A Russian newspaper expected that Moscow would be the main beneficiary of the war in the Middle East, noting that some Western writers say that without making any significant effort, Moscow is reaping the benefits of regional chaos in 3 main areas, namely the campaign against… UkrainePlans in the Middle East, the war of global narratives with Western countries.
The Russian newspaper “Nezavisimaya” indicated that global markets rule out the end of the Palestinian-Israeli war in the near future, and also expect Iran or Saudi Arabia to be drawn into the conflict, which explains why global prices for oil and gold continue to rise, with oil prices expected to reach $150 per barrel.
Fear that Iran’s exports will stop
Nezavisimaya adds that one of the main concerns of the oil market is Iran’s involvement in the Middle East conflict, noting that although the current events in the region do not directly affect oil supplies, many fear the interruption of exports from Iran in the future.
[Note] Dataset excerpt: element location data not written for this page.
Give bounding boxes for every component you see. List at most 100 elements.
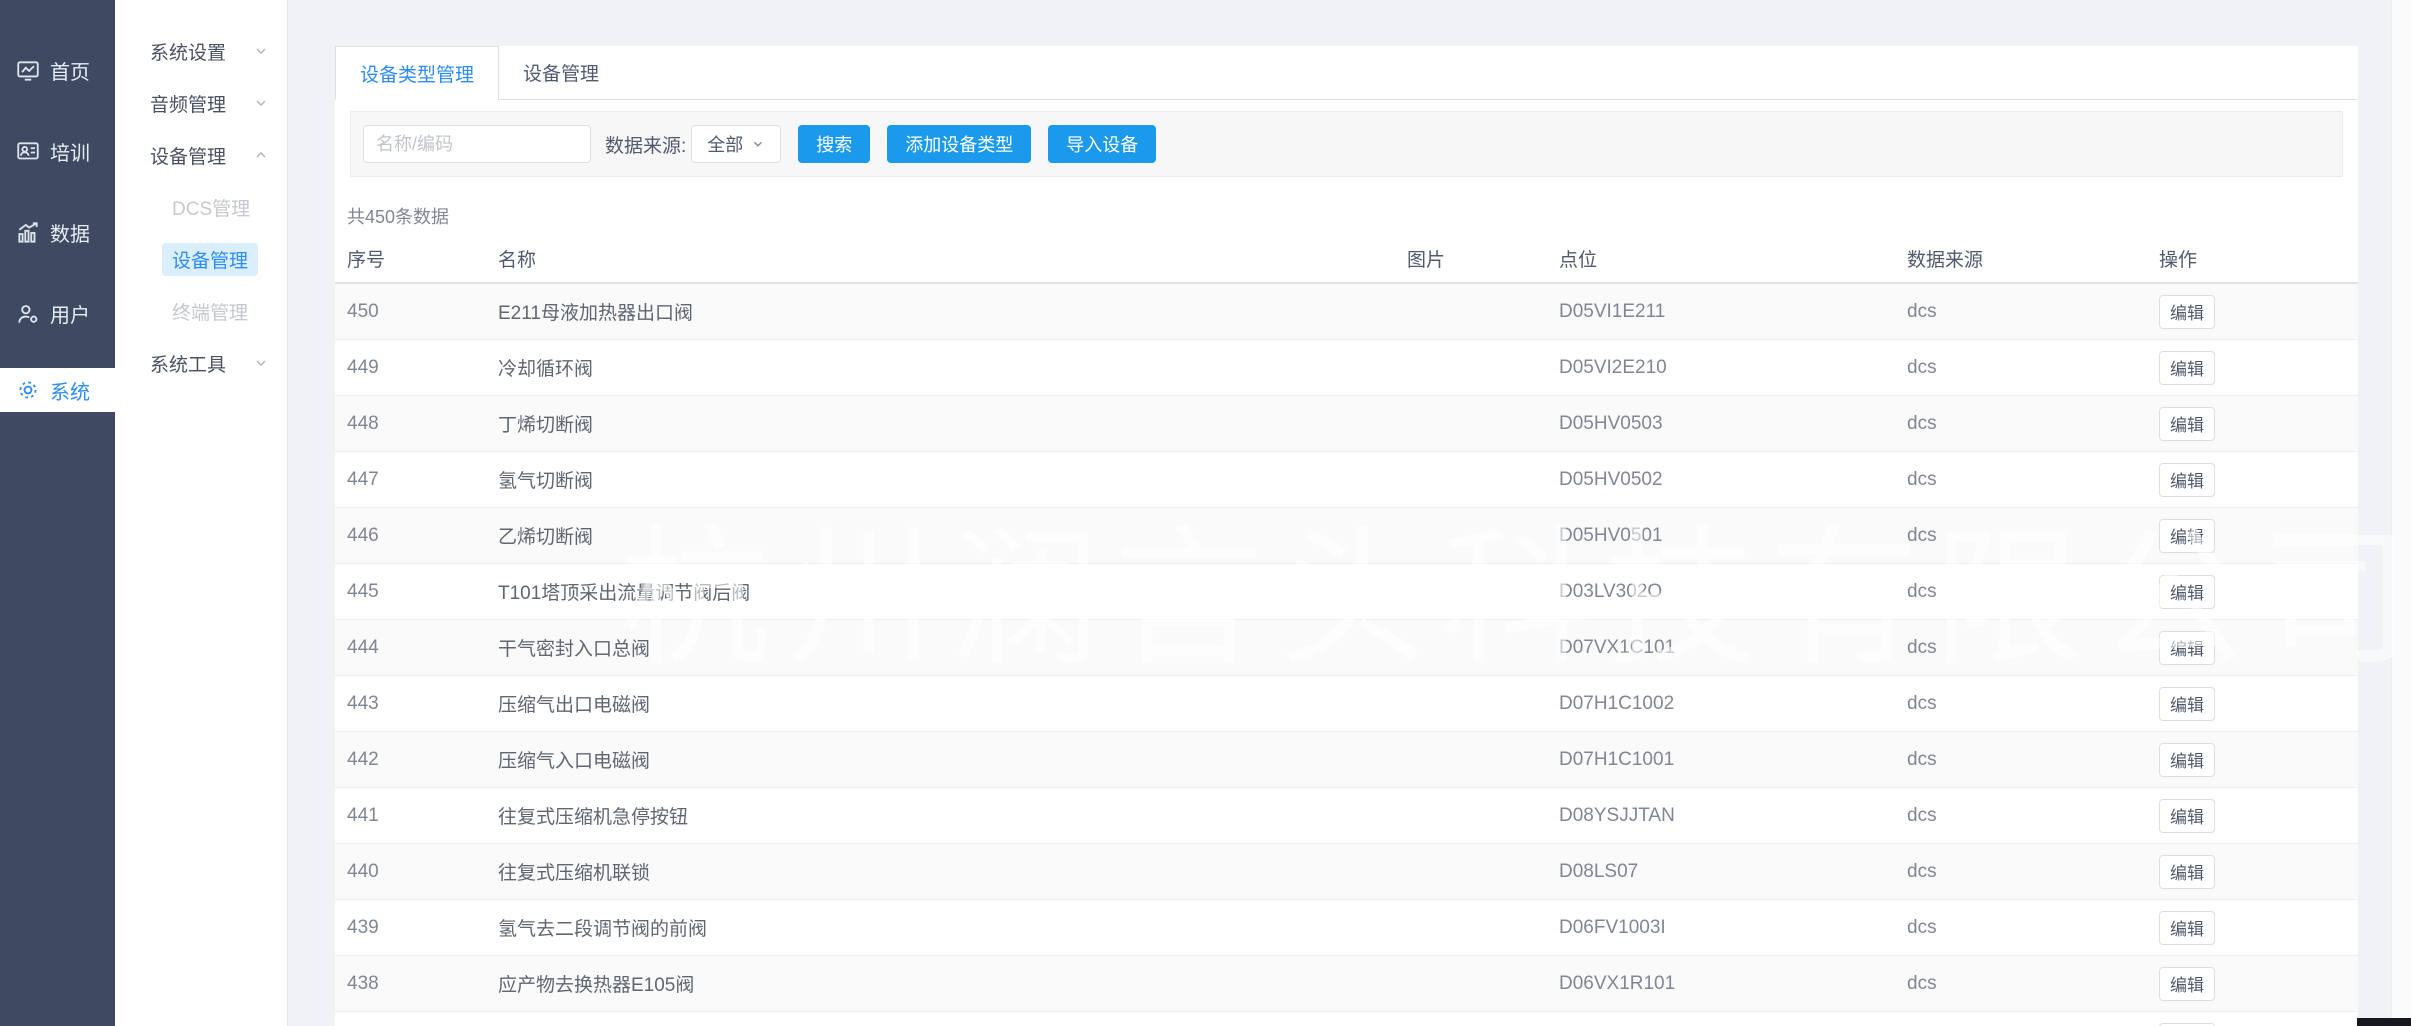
- table-row: 447 氢气切断阀 D05HV0502 dcs 编辑: [335, 452, 2358, 508]
- cell-no: 439: [347, 917, 498, 939]
- cell-source: dcs: [1907, 525, 2159, 547]
- edit-button[interactable]: 编辑: [2159, 351, 2215, 385]
- edit-button[interactable]: 编辑: [2159, 463, 2215, 497]
- edit-button[interactable]: 编辑: [2159, 687, 2215, 721]
- table-row: 446 乙烯切断阀 D05HV0501 dcs 编辑: [335, 508, 2358, 564]
- chevron-down-icon: [253, 43, 269, 59]
- edit-button[interactable]: 编辑: [2159, 1023, 2215, 1026]
- cell-point: D07H1C1002: [1559, 693, 1907, 715]
- cell-point: D07H1C1001: [1559, 749, 1907, 771]
- col-header-source: 数据来源: [1907, 245, 2159, 272]
- cell-source: dcs: [1907, 973, 2159, 995]
- table-header: 序号 名称 图片 点位 数据来源 操作: [335, 235, 2358, 284]
- vertical-scrollbar-track[interactable]: [2391, 0, 2411, 1026]
- search-input[interactable]: [363, 125, 591, 163]
- edit-button[interactable]: 编辑: [2159, 519, 2215, 553]
- edit-button[interactable]: 编辑: [2159, 407, 2215, 441]
- edit-button[interactable]: 编辑: [2159, 743, 2215, 777]
- edit-button[interactable]: 编辑: [2159, 855, 2215, 889]
- cell-source: dcs: [1907, 749, 2159, 771]
- cell-point: D07VX1C101: [1559, 637, 1907, 659]
- table-row: 441 往复式压缩机急停按钮 D08YSJJTAN dcs 编辑: [335, 788, 2358, 844]
- import-device-button[interactable]: 导入设备: [1048, 125, 1156, 163]
- cell-point: D05VI1E211: [1559, 301, 1907, 323]
- cell-point: D06FV1003I: [1559, 917, 1907, 939]
- sidebar-item-training[interactable]: 培训: [0, 111, 115, 192]
- cell-point: D05VI2E210: [1559, 357, 1907, 379]
- search-button[interactable]: 搜索: [798, 125, 870, 163]
- cell-source: dcs: [1907, 637, 2159, 659]
- cell-source: dcs: [1907, 357, 2159, 379]
- edit-button[interactable]: 编辑: [2159, 295, 2215, 329]
- col-header-actions: 操作: [2159, 245, 2346, 272]
- data-source-label: 数据来源:: [605, 131, 686, 158]
- edit-button[interactable]: 编辑: [2159, 631, 2215, 665]
- cell-name: 丁烯切断阀: [498, 410, 1407, 437]
- menu-item-dcs-management[interactable]: DCS管理: [115, 181, 287, 233]
- tab-device-type-management[interactable]: 设备类型管理: [335, 46, 499, 100]
- table-body: 450 E211母液加热器出口阀 D05VI1E211 dcs 编辑 449 冷…: [335, 284, 2358, 1026]
- cell-name: 应产物去换热器E105阀: [498, 970, 1407, 997]
- tab-bar: 设备类型管理 设备管理: [335, 46, 2358, 100]
- table-row: 442 压缩气入口电磁阀 D07H1C1001 dcs 编辑: [335, 732, 2358, 788]
- secondary-menu: 系统设置 音频管理 设备管理 DCS管理 设备管理 终端管理 系统工具: [115, 0, 288, 1026]
- edit-button[interactable]: 编辑: [2159, 575, 2215, 609]
- menu-item-device-management[interactable]: 设备管理: [115, 129, 287, 181]
- data-chart-icon: [14, 219, 42, 247]
- data-source-select[interactable]: 全部: [691, 125, 781, 163]
- chevron-up-icon: [253, 147, 269, 163]
- col-header-image: 图片: [1407, 245, 1559, 272]
- tab-device-management[interactable]: 设备管理: [499, 46, 623, 99]
- cell-name: 乙烯切断阀: [498, 522, 1407, 549]
- cell-point: D08YSJJTAN: [1559, 805, 1907, 827]
- table-row: 448 丁烯切断阀 D05HV0503 dcs 编辑: [335, 396, 2358, 452]
- horizontal-scrollbar-thumb[interactable]: [2357, 1018, 2411, 1026]
- sidebar-item-data[interactable]: 数据: [0, 192, 115, 273]
- cell-name: 干气密封入口总阀: [498, 634, 1407, 661]
- chevron-down-icon: [751, 137, 765, 151]
- cell-name: 冷却循环阀: [498, 354, 1407, 381]
- add-device-type-button[interactable]: 添加设备类型: [887, 125, 1031, 163]
- edit-button[interactable]: 编辑: [2159, 799, 2215, 833]
- cell-point: D05HV0502: [1559, 469, 1907, 491]
- sidebar-item-label: 首页: [50, 56, 90, 85]
- cell-no: 441: [347, 805, 498, 827]
- col-header-no: 序号: [347, 245, 498, 272]
- menu-item-system-tools[interactable]: 系统工具: [115, 337, 287, 389]
- sidebar-item-system[interactable]: 系统: [0, 368, 115, 412]
- chevron-down-icon: [253, 95, 269, 111]
- menu-item-device-management-sub[interactable]: 设备管理: [115, 233, 287, 285]
- record-count: 共450条数据: [347, 203, 2358, 229]
- sidebar-item-label: 用户: [50, 299, 90, 328]
- sidebar-item-label: 培训: [50, 137, 90, 166]
- cell-no: 444: [347, 637, 498, 659]
- cell-source: dcs: [1907, 805, 2159, 827]
- cell-source: dcs: [1907, 917, 2159, 939]
- cell-point: D05HV0501: [1559, 525, 1907, 547]
- table-row: 450 E211母液加热器出口阀 D05VI1E211 dcs 编辑: [335, 284, 2358, 340]
- cell-no: 448: [347, 413, 498, 435]
- menu-item-system-settings[interactable]: 系统设置: [115, 25, 287, 77]
- table-row: 438 应产物去换热器E105阀 D06VX1R101 dcs 编辑: [335, 956, 2358, 1012]
- edit-button[interactable]: 编辑: [2159, 967, 2215, 1001]
- cell-source: dcs: [1907, 301, 2159, 323]
- cell-name: 氢气去二段调节阀的前阀: [498, 914, 1407, 941]
- cell-no: 450: [347, 301, 498, 323]
- user-icon: [14, 300, 42, 328]
- table-row: 449 冷却循环阀 D05VI2E210 dcs 编辑: [335, 340, 2358, 396]
- sidebar-item-users[interactable]: 用户: [0, 273, 115, 354]
- cell-source: dcs: [1907, 413, 2159, 435]
- menu-item-audio-management[interactable]: 音频管理: [115, 77, 287, 129]
- menu-item-terminal-management[interactable]: 终端管理: [115, 285, 287, 337]
- filter-toolbar: 数据来源: 全部 搜索 添加设备类型 导入设备: [350, 111, 2343, 177]
- sidebar-item-label: 数据: [50, 218, 90, 247]
- sidebar-item-label: 系统: [50, 376, 90, 405]
- edit-button[interactable]: 编辑: [2159, 911, 2215, 945]
- col-header-point: 点位: [1559, 245, 1907, 272]
- cell-name: 压缩气出口电磁阀: [498, 690, 1407, 717]
- sidebar-item-home[interactable]: 首页: [0, 30, 115, 111]
- cell-no: 445: [347, 581, 498, 603]
- cell-no: 443: [347, 693, 498, 715]
- cell-point: D06VX1R101: [1559, 973, 1907, 995]
- cell-no: 438: [347, 973, 498, 995]
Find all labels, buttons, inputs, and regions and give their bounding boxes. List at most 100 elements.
The newspaper stated that the worst scenario – according to economic experts – is the outbreak of a large-scale war in which major powers such as the United States participate, as Israel engages in a direct conflict with Iran, and quotes Bloomberg Economics experts as saying, “If this happens, it is expected that the global gross domestic product will decline.” By nearly a trillion dollars, which will lead to a recession in the global economy.”
Expected repercussions of the continuation of the war
The same newspaper quoted Olga Belinkaya, a Russian economist, as saying that the escalation of the conflict in the Middle East will definitively affect the decline in tourist flows, the postponement of investment decisions, the increase in the cost of insurance for goods, and the threat of an increase in refugee flows. The disruption of energy supplies due to the expansion of the conflict may lead to a new jump in global oil prices.
She concludes her report by saying that Europe and Britain continue to rely on energy imports, which has greatly increased the global debt burden. Therefore, high interest rates could lead to a wave of defaults, but in the event of a serious shock to the global economy, demand for raw materials will decline, threatening a decline in Russian export revenues.